Los poemas de Residencia en la tierra fueron escritos entre 1925 y 1935 en diversas y alejadas regiones de la Tierra: en Chile, en algunas colonias europeas del Lejano Oriente, en Argentina, en España, es decir, en las periferias de la sociedad moderna.

La vida de Neruda era particularmente difícil en ese entonces. Pese al triunfo literario de Veinte poemas de amor y una canción desesperada —en que no sólo la juventud reconocía la expresión de su erotismo— el poeta pasaba por graves problemas económicos y sobre todo afectivos. El último verso de «Una canción desesperada» representaba emblemáticamente su situación: era «la hora de partir. ¡Oh abandonado!».

Pero su puesto de cónsul honorario no estaba en París —capital del siglo XIX y, en esos momentos, centro de renovación artística internacional—, sino en el otro extremo del mundo: en Rangún, Colombo, Batavia, Singapur. Desde la bahía de Bengala escribe a un amigo: «Tengo que decirle, huyo de Birmania y espero que sea para siempre. No voy muy lejos: Ceylán, distante para usted, para mí la misma latitud, el mismo clima, la misma suerte… Ahora, preparémonos al horror de estas colonias de abandono, tomemos el primer whisky and soda o chota pegg… Beber con ferocidad, el calor, olas, fiebres.

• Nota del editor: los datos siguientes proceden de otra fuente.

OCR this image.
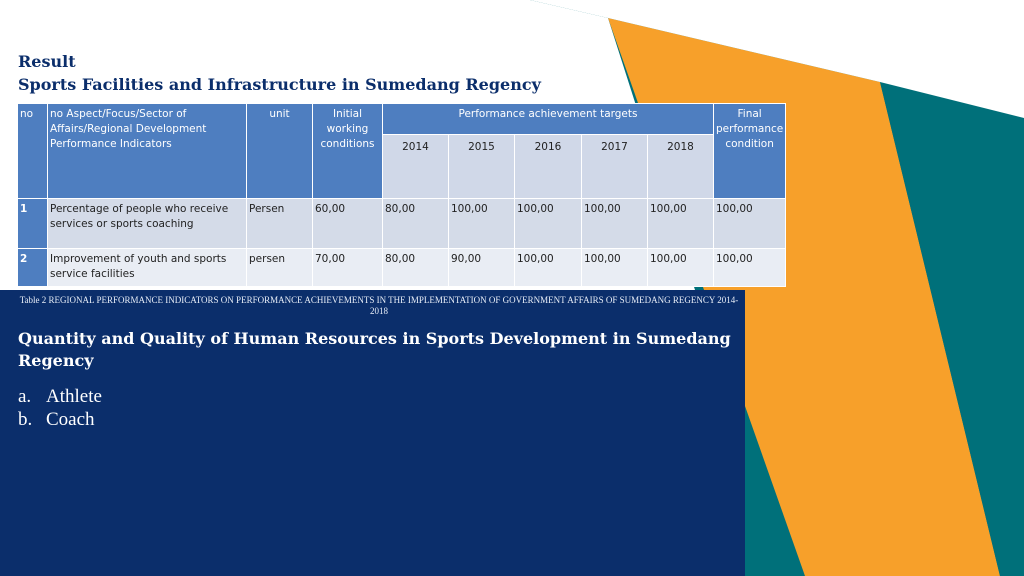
Result
Sports Facilities and Infrastructure in Sumedang Regency
no	no Aspect/Focus/Sector of Affairs/Regional Development Performance Indicators	unit	Initial working conditions	Performance achievement targets					Final performance condition
				2014	2015	2016	2017	2018	
1	Percentage of people who receive services or sports coaching	Persen	60,00	80,00	100,00	100,00	100,00	100,00	100,00
2	Improvement of youth and sports service facilities	persen	70,00	80,00	90,00	100,00	100,00	100,00	100,00
Table 2 REGIONAL PERFORMANCE INDICATORS ON PERFORMANCE ACHIEVEMENTS IN THE IMPLEMENTATION OF GOVERNMENT AFFAIRS OF SUMEDANG REGENCY 2014-2018
Quantity and Quality of Human Resources in Sports Development in Sumedang Regency
a. Athlete
b. Coach
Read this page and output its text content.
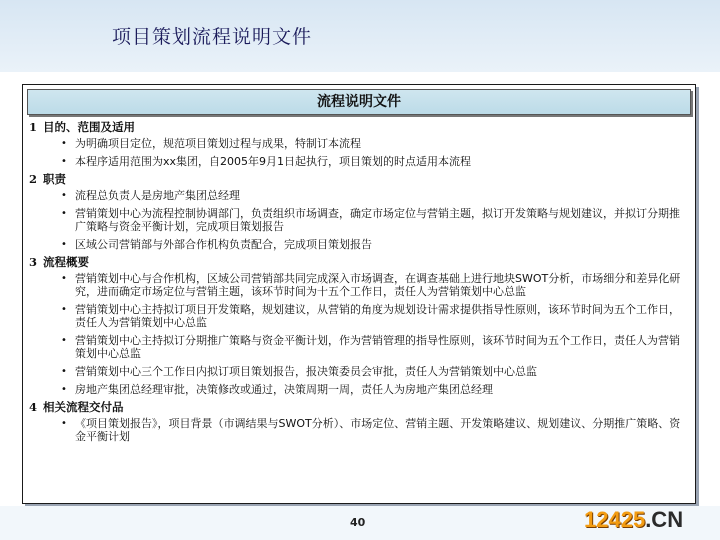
项目策划流程说明文件
流程说明文件
1 目的、范围及适用
• 为明确项目定位，规范项目策划过程与成果，特制订本流程
• 本程序适用范围为xx集团，自2005年9月1日起执行，项目策划的时点适用本流程
2 职责
• 流程总负责人是房地产集团总经理
• 营销策划中心为流程控制协调部门，负责组织市场调查，确定市场定位与营销主题，拟订开发策略与规划建议，并拟订分期推广策略与资金平衡计划，完成项目策划报告
• 区域公司营销部与外部合作机构负责配合，完成项目策划报告
3 流程概要
• 营销策划中心与合作机构，区域公司营销部共同完成深入市场调查，在调查基础上进行地块SWOT分析，市场细分和差异化研究，进而确定市场定位与营销主题，该环节时间为十五个工作日，责任人为营销策划中心总监
• 营销策划中心主持拟订项目开发策略，规划建议，从营销的角度为规划设计需求提供指导性原则，该环节时间为五个工作日，责任人为营销策划中心总监
• 营销策划中心主持拟订分期推广策略与资金平衡计划，作为营销管理的指导性原则，该环节时间为五个工作日，责任人为营销策划中心总监
• 营销策划中心三个工作日内拟订项目策划报告，报决策委员会审批，责任人为营销策划中心总监
• 房地产集团总经理审批，决策修改或通过，决策周期一周，责任人为房地产集团总经理
4 相关流程交付品
• 《项目策划报告》，项目背景（市调结果与SWOT分析）、市场定位、营销主题、开发策略建议、规划建议、分期推广策略、资金平衡计划
40	12425.CN
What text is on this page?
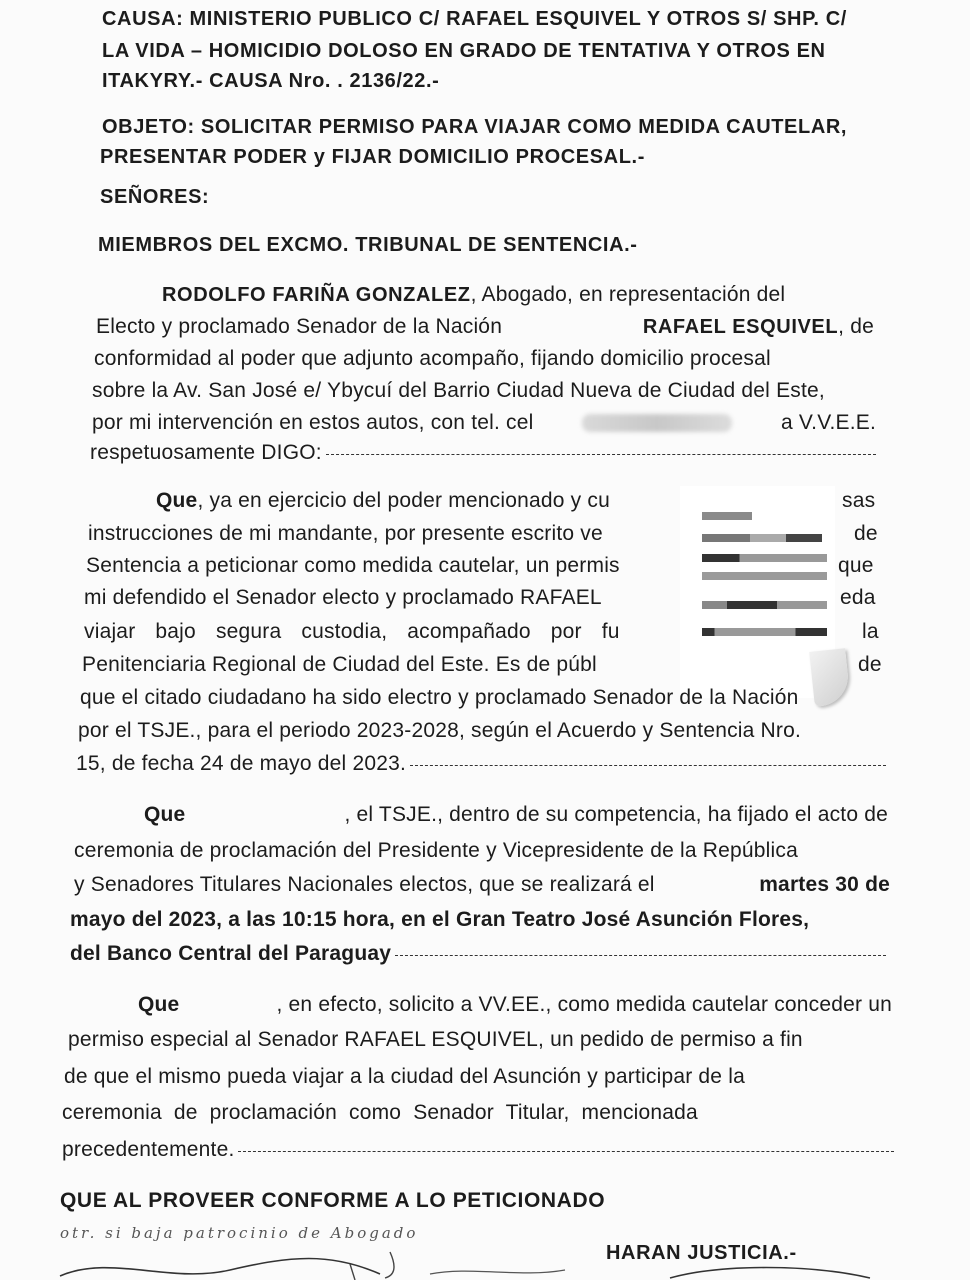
CAUSA: MINISTERIO PUBLICO C/ RAFAEL ESQUIVEL Y OTROS S/ SHP. C/
LA VIDA – HOMICIDIO DOLOSO EN GRADO DE TENTATIVA Y OTROS EN
ITAKYRY.- CAUSA Nro. . 2136/22.-
OBJETO: SOLICITAR PERMISO PARA VIAJAR COMO MEDIDA CAUTELAR,
PRESENTAR PODER y FIJAR DOMICILIO PROCESAL.-
SEÑORES:
MIEMBROS DEL EXCMO. TRIBUNAL DE SENTENCIA.-
RODOLFO FARIÑA GONZALEZ, Abogado, en representación del
Electo y proclamado Senador de la Nación	RAFAEL ESQUIVEL, de
conformidad al poder que adjunto acompaño, fijando domicilio procesal
sobre la Av. San José e/ Ybycuí del Barrio Ciudad Nueva de Ciudad del Este,
por mi intervención en estos autos, con tel. cel	a V.V.E.E.
respetuosamente DIGO:
Que, ya en ejercicio del poder mencionado y cu	sas
instrucciones de mi mandante, por presente escrito ve	de
Sentencia a peticionar como medida cautelar, un permis	que
mi defendido el Senador electo y proclamado RAFAEL	eda
viajar bajo segura custodia, acompañado por fu	la
Penitenciaria Regional de Ciudad del Este. Es de públ	de
que el citado ciudadano ha sido electro y proclamado Senador de la Nación
por el TSJE., para el periodo 2023-2028, según el Acuerdo y Sentencia Nro.
15, de fecha 24 de mayo del 2023.
Que	, el TSJE., dentro de su competencia, ha fijado el acto de
ceremonia de proclamación del Presidente y Vicepresidente de la República
y Senadores Titulares Nacionales electos, que se realizará el	martes 30 de
mayo del 2023, a las 10:15 hora, en el Gran Teatro José Asunción Flores,
del Banco Central del Paraguay
Que	, en efecto, solicito a VV.EE., como medida cautelar conceder un
permiso especial al Senador RAFAEL ESQUIVEL, un pedido de permiso a fin
de que el mismo pueda viajar a la ciudad del Asunción y participar de la
ceremonia de proclamación como Senador Titular, mencionada
precedentemente.
QUE AL PROVEER CONFORME A LO PETICIONADO
otr. si baja patrocinio de Abogado
HARAN JUSTICIA.-
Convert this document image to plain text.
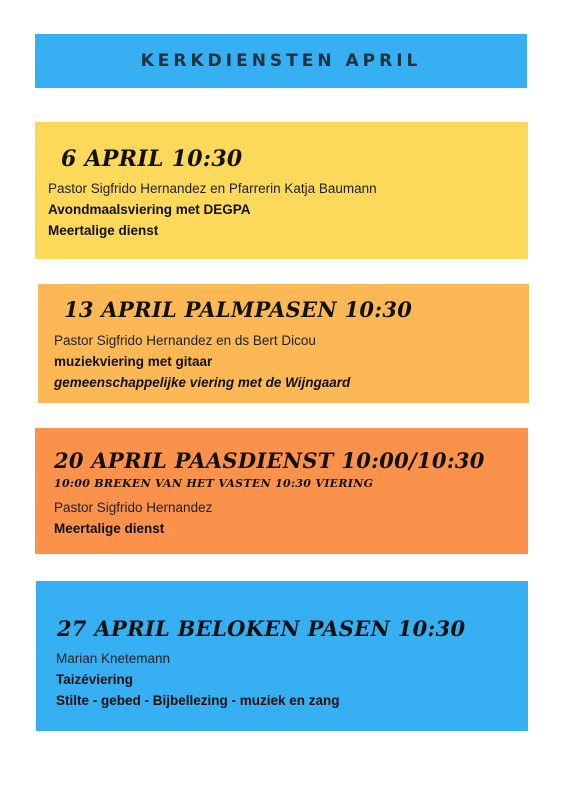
KERKDIENSTEN APRIL
6 APRIL 10:30
Pastor Sigfrido Hernandez en Pfarrerin Katja Baumann
Avondmaalsviering met DEGPA
Meertalige dienst
13 APRIL PALMPASEN 10:30
Pastor Sigfrido Hernandez en ds Bert Dicou
muziekviering met gitaar
gemeenschappelijke viering met de Wijngaard
20 APRIL PAASDIENST 10:00/10:30
10:00 BREKEN VAN HET VASTEN 10:30 VIERING
Pastor Sigfrido Hernandez
Meertalige dienst
27 APRIL BELOKEN PASEN 10:30
Marian Knetemann
Taizéviering
Stilte - gebed - Bijbellezing - muziek en zang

Enfermos y alcohólicos por todas partes». Más tarde —hacia 1962— el poeta recuerda en sus Memorias: «La verdadera soledad la conocí en aquellos días y años de Wellawatha… Entre los ingleses vestidos de smoking todas las noches y los hindúes inalcanzables en su fabulosa inmensidad, yo no podía elegir sino la soledad, y de ese modo aquella época ha sido la más solitaria de mi vida».

Pero la escritura poética no es mera ilustración de la vida del poeta ni de su época. No es un simple reflejo o representación pasiva de experiencias o ideas anteriores a la escritura. Parece más bien producción de (no) sentido —conocimiento, desconocimiento, conocimiento de una ilusión, ilusión de un conocimiento—, trabajo con los materiales de la experiencia y con los signos.